How quickly is your market changing? Bet it’s faster than you thought.
Michael Ray Hopkin points us to a great video presentation on the rate of change / growth in our society.
One of my favorites – the amount of unique information created this year will exceed the amount created in the previous 5,000 years.
Keeping Up Is Important
Keeping up with the changes in your market is important. In fact, someone has created a product that is driving the changes and defining your market. Is it your product, or someone else’s?
In our article about gaining or extending competitive advantage, we showed how product innovations cause a market to change.
Each innovation acts as a disruptive event. Within a short time horizon (maybe months, depending on your market), each disruptive event is comparably sized. As the video points out, time scales are changing – and the rate at which they are changing is increasing. Markets aren’t just changing, they’re accelerating.
Not only is it important that you innovate, but your product needs to be the one with the most recent innovation.
Pushing Ahead is Critical
The continual need / value of being the innovator that most recently modified your market leads to an obvious conclusion – you either need to be the company that is constantly redefining your market, or you need to be a very effective second-mover (a.k.a. fast follower). Everyone else increasingly gets left behind. Both strategies require that you stay on top of your market, and then innovate to move ahead.
Your Current Product
Think about what you’re working on today. Consider it relative to the changing markets and your competition. There’s a great line from one or all of (The Hustler, Rounders, The Grifters) – “If you look around the [poker] table, and don’t see the sucker – it’s you.” If you don’t think your market is changing…

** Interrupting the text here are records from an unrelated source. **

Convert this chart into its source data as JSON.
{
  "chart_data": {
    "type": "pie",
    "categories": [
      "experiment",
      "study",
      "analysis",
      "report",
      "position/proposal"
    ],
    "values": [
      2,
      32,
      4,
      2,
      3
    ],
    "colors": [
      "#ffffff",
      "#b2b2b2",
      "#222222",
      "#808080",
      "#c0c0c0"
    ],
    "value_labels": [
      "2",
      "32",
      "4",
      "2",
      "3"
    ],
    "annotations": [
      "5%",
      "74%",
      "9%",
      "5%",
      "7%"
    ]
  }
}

Here are some products/projects I’ve worked on in the past.
- Goal: Replace man-weeks of engineering work during a sales cycle with automation that runs in a few seconds (with better quality). Disruptive. Dominated the market. Until the market reinvented itself, eliminating the need for the engineering work during the sales cycle.
- Goal: Duplicate existing [5 year old] eCommerce site with current platform that allows incremental improvements, with target to provide “same as every other eCommerce site” features.
- Goal: Consolidate data for tens of millions of customers from multiple channels, to discover market opportunities and drive business intelligence, while providing operational efficiencies that ‘pay for themselves.’
- Goal: Automate insurance agent licensing, compliance, and compensation to reduce regulatory risk while increasing incentives for agents and lowering operational costs.
- Goal: Redefine how people deal with [something I can't mention] – rethinking a common problem with a novel solution.
The first one absolutely had a great value prop, and truly disrupted the market, then the company failed to stay on top of that market, and lost it. The second one doesn’t even talk about markets. The third one could be a game changer for the company, if it can leverage the data to drive business agility. Otherwise, it is just a nice cost reduction (and some very cool, but otherwise irrelevant) technology. The fourth one drives bottom-line improvements, presenting the company with an opportunity to invest those funds in innovation. The fifth one is all about innovation, and aggressively trying to reshape the market – focusing on the ideas that will be reality in a few months, not what was done years ago. Time will tell if the product is focused on the right market, or the right problems in that market.
What about some of your experiences? How much of your career has been helping companies dominate, and how much of it is slogging along as an also-ran?